Work the Shell

More Twitter User Stats

Dave Taylor

Issue #213, January 2012

Can a formula quantify whether someone is worth following on Twitter? Dave tackles this complex subject with a nifty shell script and some math.

In my last article, I started a script that identified user stats for Twitter accounts, with the intention of being able to analyze those stats and come up with an engagement or popularity score.
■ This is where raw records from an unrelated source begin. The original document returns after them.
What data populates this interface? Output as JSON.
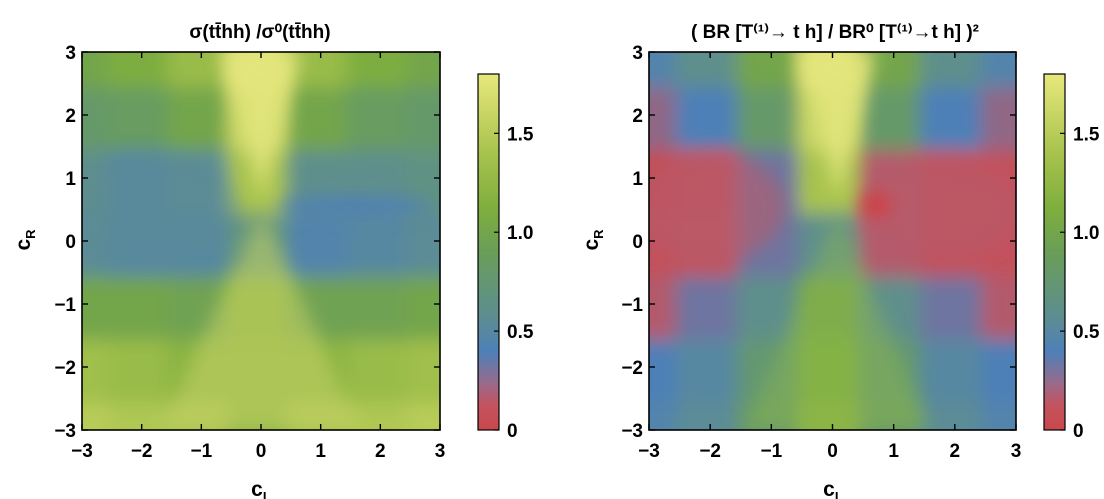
{
  "chart_data": [
    {
      "type": "heatmap",
      "title": "σ(tt̄hh) /σ⁰(tt̄hh)",
      "xlabel": "c_L",
      "ylabel": "c_R",
      "xlim": [
        -3,
        3
      ],
      "ylim": [
        -3,
        3
      ],
      "x_ticks": [
        "−3",
        "−2",
        "−1",
        "0",
        "1",
        "2",
        "3"
      ],
      "y_ticks": [
        "−3",
        "−2",
        "−1",
        "0",
        "1",
        "2",
        "3"
      ],
      "colorbar": {
        "range": [
          0,
          1.8
        ],
        "ticks": [
          0,
          0.5,
          1.0,
          1.5
        ],
        "tick_labels": [
          "0",
          "0.5",
          "1.0",
          "1.5"
        ]
      },
      "x": [
        -3,
        -2,
        -1,
        0,
        1,
        2,
        3
      ],
      "y": [
        -3,
        -2,
        -1,
        0,
        1,
        2,
        3
      ],
      "z": [
        [
          1.5,
          1.45,
          1.4,
          1.2,
          1.4,
          1.45,
          1.5
        ],
        [
          1.35,
          1.3,
          1.2,
          1.2,
          1.2,
          1.3,
          1.35
        ],
        [
          1.0,
          1.0,
          0.95,
          1.15,
          0.95,
          0.95,
          1.0
        ],
        [
          0.55,
          0.5,
          0.5,
          0.7,
          0.45,
          0.5,
          0.55
        ],
        [
          0.6,
          0.5,
          0.55,
          1.4,
          0.6,
          0.6,
          0.65
        ],
        [
          0.8,
          0.85,
          1.0,
          1.6,
          1.0,
          0.85,
          0.8
        ],
        [
          1.0,
          1.1,
          1.3,
          1.75,
          1.3,
          1.1,
          1.0
        ]
      ]
    },
    {
      "type": "heatmap",
      "title": "( BR [T⁽¹⁾→ t h] / BR⁰ [T⁽¹⁾→t h] )²",
      "xlabel": "c_L",
      "ylabel": "c_R",
      "xlim": [
        -3,
        3
      ],
      "ylim": [
        -3,
        3
      ],
      "x_ticks": [
        "−3",
        "−2",
        "−1",
        "0",
        "1",
        "2",
        "3"
      ],
      "y_ticks": [
        "−3",
        "−2",
        "−1",
        "0",
        "1",
        "2",
        "3"
      ],
      "colorbar": {
        "range": [
          0,
          1.8
        ],
        "ticks": [
          0,
          0.5,
          1.0,
          1.5
        ],
        "tick_labels": [
          "0",
          "0.5",
          "1.0",
          "1.5"
        ]
      },
      "x": [
        -3,
        -2,
        -1,
        0,
        1,
        2,
        3
      ],
      "y": [
        -3,
        -2,
        -1,
        0,
        1,
        2,
        3
      ],
      "z": [
        [
          0.45,
          0.55,
          0.8,
          1.2,
          0.8,
          0.55,
          0.45
        ],
        [
          0.4,
          0.5,
          0.75,
          1.1,
          0.75,
          0.5,
          0.4
        ],
        [
          0.25,
          0.35,
          0.6,
          1.0,
          0.6,
          0.35,
          0.25
        ],
        [
          0.15,
          0.2,
          0.35,
          0.6,
          0.25,
          0.15,
          0.15
        ],
        [
          0.1,
          0.15,
          0.35,
          1.4,
          0.25,
          0.15,
          0.15
        ],
        [
          0.3,
          0.4,
          0.8,
          1.6,
          0.8,
          0.4,
          0.3
        ],
        [
          0.45,
          0.6,
          1.0,
          1.75,
          1.0,
          0.6,
          0.45
        ]
      ]
    }
  ],
  "colors": {
    "scale": [
      "#c8484a",
      "#b85a70",
      "#4e80b8",
      "#5b8f88",
      "#78aa3e",
      "#a8c24c",
      "#e6e77a"
    ],
    "frame": "#000000"
  }
}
Yeah, it's kind of like Klout, but without the privacy implications or cross-platform sniffing.

The motivation behind creating the script is to have a tool that lets you quickly differentiate between Twitter users who are spammers or bots and those who are influencers—for example, users who have more followers than people they ostensibly follow.

With surprisingly little work, I created a short script snippet that extracted basic Twitter figures: followers, following, number of tweets and the number of Twitter lists that include the Twitter account in question:

stats="$(curl -s $twitterurl/$username | 
 ↪grep -E '(stats_count|stat_count)' 
 ↪| sed 's/<[^>]*>/ /g;s/,//g')" 
echo $stats

The problem is, I ran out of space after realizing that some accounts were presented in one format while others were in another, as shown in these two differing results:

$ sh tstats.sh gofatherhood
3 0 0 0 Tweets
$ sh tstats.sh filmbuzz
#side .stats a:hover span.stats_count #side .stats a 
 ↪span.stats_count 1698 4664 301 13258 Tweets

That's not good, so let's start by fixing it.

Filters Rely on Low-Level Page Format

The problem, of course, is that my complicated grep sequence relies on the page being formatted in a very specific manner. If Twitter changes it even the slightest bit, things might well require updates and tweaks. Next time, we'll just get a supercomputer and some AI. For now though, I'll make the—rash—assumption that I've found both possible output formats between @FilmBuzz and my new @GoFatherhood Twitter accounts (the former tied to my film blog, www.DaveOnFilm.com, and the latter tied to my new dad blog www.GoFatherhood.com, in case you're curious).

To normalize the output, I simply can filter out the “.stats” line:

twitterurl="http://twitter.com"   # no trailing slash 
if [ $# -ne 1 ] ; then
  echo "Usage: $0 TWITTERID"
  exit 1
fi 
username="$1" 
 stats="$(curl -s $twitterurl/$username | grep -E
 ↪'(stats_count|stat_count)' |
      sed 's/<[^>]*>/ /g;s/,//g' | grep -v '.stats')" 
echo $stats

The result is exactly as desired now:

$ sh tstats.sh filmbuzz
1698 4664 301 13259 Tweets

The next logical step is to identify each of those fields, so we can do some basic calculations and screening.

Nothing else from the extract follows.